Según los anuncios que Bustamante publicó en los diarios y revistas, la tienda había sido fundada en 1897, repartía gratis su catálogo de productos y contaba con teléfono para recibir pedidos con el número 44 de la Unión Telefónica, la empresa que en 1886 adquirió por varias décadas el dominio del negocio de las telecomunicaciones en Buenos Aires y la región pampeana.
Cáceres Freyre resumió algunas de las obras de Don Perfecto: la que más le interesó, por recopilar cuentos y figuras del folklore riojano fue Girones de historia (1922). Dejó de lado, “por exceso de fantasía”, aquellas ligadas a los productos andinos y a su industria de las yerbas medicinales que, en realidad, definían el por qué de su colección: el Catecismo argentino de la larga vida (1923) y La Flora argentina (1922), una “defensa de la salud pública. Naturalismo nacionalista. Defensa de la raza. Nuevos horizontes. Economía y sociología. Luz para todos!!!” Estos libros de unas 160 páginas, ilustrados con fotos y grabados, editados bajo el sello de su casa, con el cóndor como bandera tienden un puente que de la arqueología lleva a la historia de las prácticas de la botánica, el comercio, la política, la medicina y, también, a la del pensamiento conservador ligado a los valores seguros del pasado del suelo nacional.
Libros del hogar, su lectura volvía innecesarias (salvo para extirpar anarquistas) todas las herramientas de la cirugía inventadas hasta hoy, así como los rayos y las placas, la solemnidad de la auscultación y todos los “especialistas” con sus técnicas patológicas. Dedicado al Soberano Pueblo de la República, pretendía combatir la especulación que evitaba el uso de la flora nacional para mantener en pie “el mercado lucrativo de la droga extranjera y mortífera inyección que viene degenerando nuestra raza con el aniquilamiento de la sangre de sus víctimas.” Europa nos obligaba a consumir esas materias nocivas, envenenándonos mientras que “¡Aquí no falta nada para la vida de los habitantes, nos bastamos a nosotros mismos!” con la naturaleza y la Pachamama.

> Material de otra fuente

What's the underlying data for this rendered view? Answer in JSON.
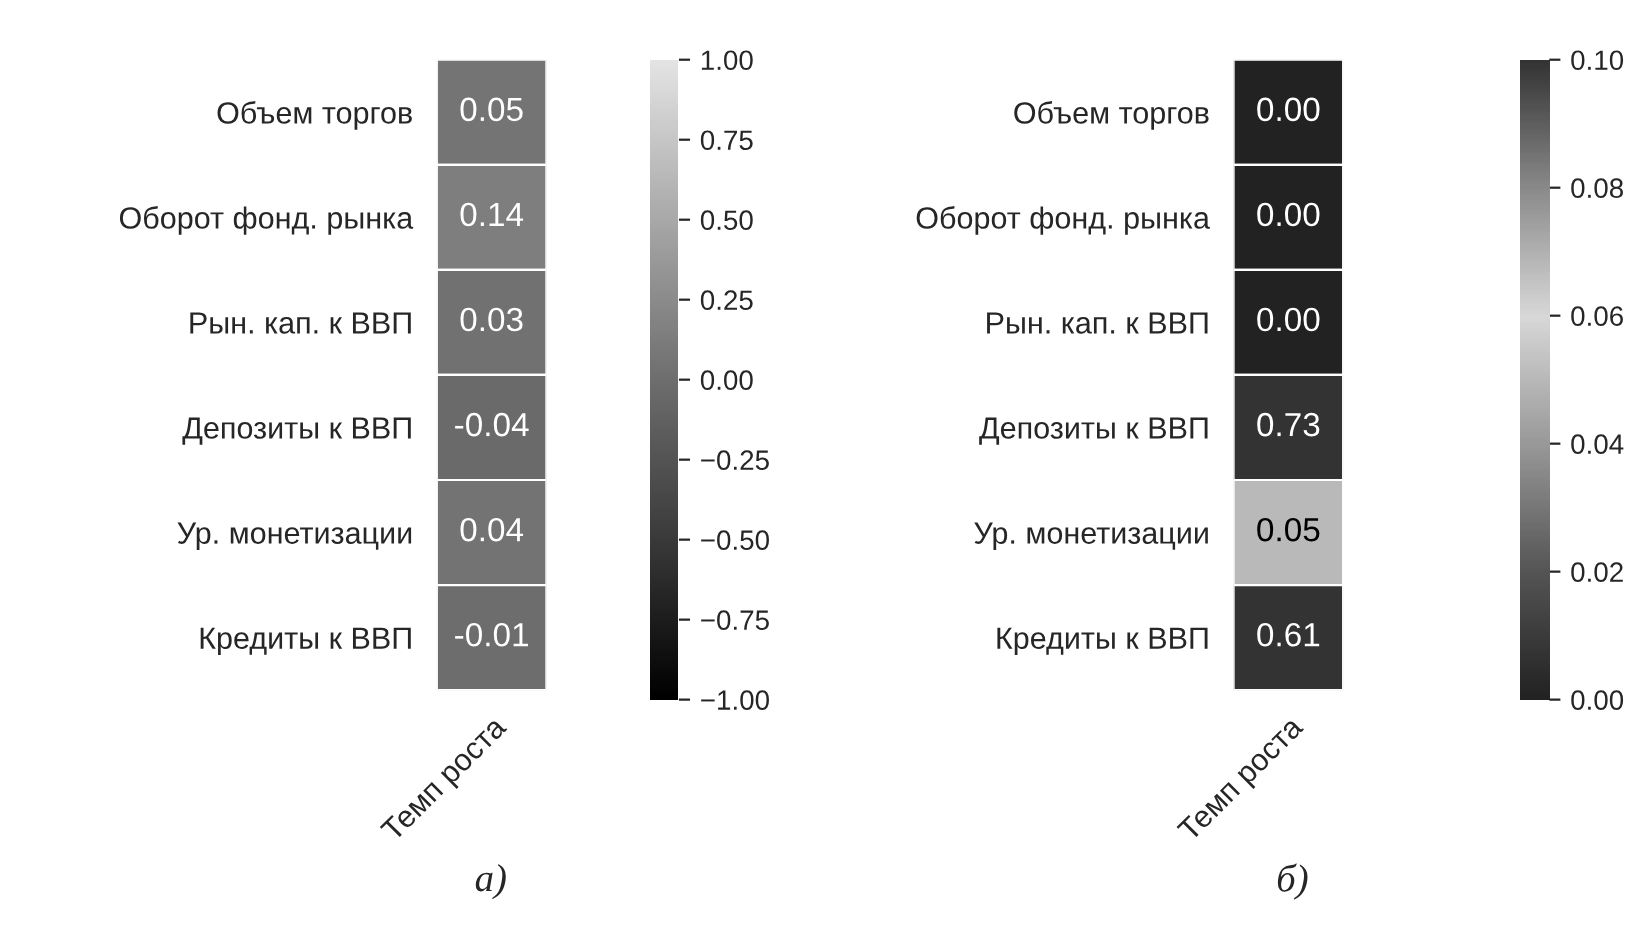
{
  "chart_data": [
    {
      "type": "heatmap",
      "categories": [
        "Темп роста"
      ],
      "y_categories": [
        "Объем торгов",
        "Оборот фонд. рынка",
        "Рын. кап. к ВВП",
        "Депозиты к ВВП",
        "Ур. монетизации",
        "Кредиты к ВВП"
      ],
      "cells": [
        [
          0.05
        ],
        [
          0.14
        ],
        [
          0.03
        ],
        [
          -0.04
        ],
        [
          0.04
        ],
        [
          -0.01
        ]
      ],
      "cell_labels": [
        [
          "0.05"
        ],
        [
          "0.14"
        ],
        [
          "0.03"
        ],
        [
          "-0.04"
        ],
        [
          "0.04"
        ],
        [
          "-0.01"
        ]
      ],
      "clim": [
        -1,
        1
      ],
      "cticks": [
        {
          "value": 1,
          "label": "1.00"
        },
        {
          "value": 0.75,
          "label": "0.75"
        },
        {
          "value": 0.5,
          "label": "0.50"
        },
        {
          "value": 0.25,
          "label": "0.25"
        },
        {
          "value": 0,
          "label": "0.00"
        },
        {
          "value": -0.25,
          "label": "−0.25"
        },
        {
          "value": -0.5,
          "label": "−0.50"
        },
        {
          "value": -0.75,
          "label": "−0.75"
        },
        {
          "value": -1,
          "label": "−1.00"
        }
      ],
      "data_labels": true,
      "annotations": [
        "а)"
      ]
    },
    {
      "type": "heatmap",
      "categories": [
        "Темп роста"
      ],
      "y_categories": [
        "Объем торгов",
        "Оборот фонд. рынка",
        "Рын. кап. к ВВП",
        "Депозиты к ВВП",
        "Ур. монетизации",
        "Кредиты к ВВП"
      ],
      "cells": [
        [
          0.0
        ],
        [
          0.0
        ],
        [
          0.0
        ],
        [
          0.73
        ],
        [
          0.05
        ],
        [
          0.61
        ]
      ],
      "cell_labels": [
        [
          "0.00"
        ],
        [
          "0.00"
        ],
        [
          "0.00"
        ],
        [
          "0.73"
        ],
        [
          "0.05"
        ],
        [
          "0.61"
        ]
      ],
      "clim": [
        0,
        0.1
      ],
      "cticks": [
        {
          "value": 0.1,
          "label": "0.10"
        },
        {
          "value": 0.08,
          "label": "0.08"
        },
        {
          "value": 0.06,
          "label": "0.06"
        },
        {
          "value": 0.04,
          "label": "0.04"
        },
        {
          "value": 0.02,
          "label": "0.02"
        },
        {
          "value": 0,
          "label": "0.00"
        }
      ],
      "data_labels": true,
      "annotations": [
        "б)"
      ]
    }
  ]
}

Hoy, a ese discurso se lo tildaría de una proclama de soberanía sanitaria, olvidando que entender a la Naturaleza como la gran farmacia de Dios es una idea de los alquimistas europeos de la Alta Edad Media y que los manuales naturalistas de autoayuda basados en los productos de la tierra eran otra invención del hemisferio norte. No por nada, Jorge Luis Borges, refiriéndose a la literatura, en 1932 recordaría que “El culto argentino del color local es un reciente culto europeo que los nacionalistas deberían rechazar por foráneo." (2).
Notas:
1. Julián Cáceres Freyre: Bio-bibliografía de Perfecto Paciente Bustamante (1860-1932). Escritor, coleccionista y precursor del Folklore en la provincia de La Rioja. En Boletín del Instituto Bonaerense de Numismática y Antigüedades, 18: 47-66, 1995.
2 Jorge Luis Borges. El escritor argentino y la tradición. En Obras Completas, 1. Buenos Aires, Emecé, 1990, (1a ed. 1932).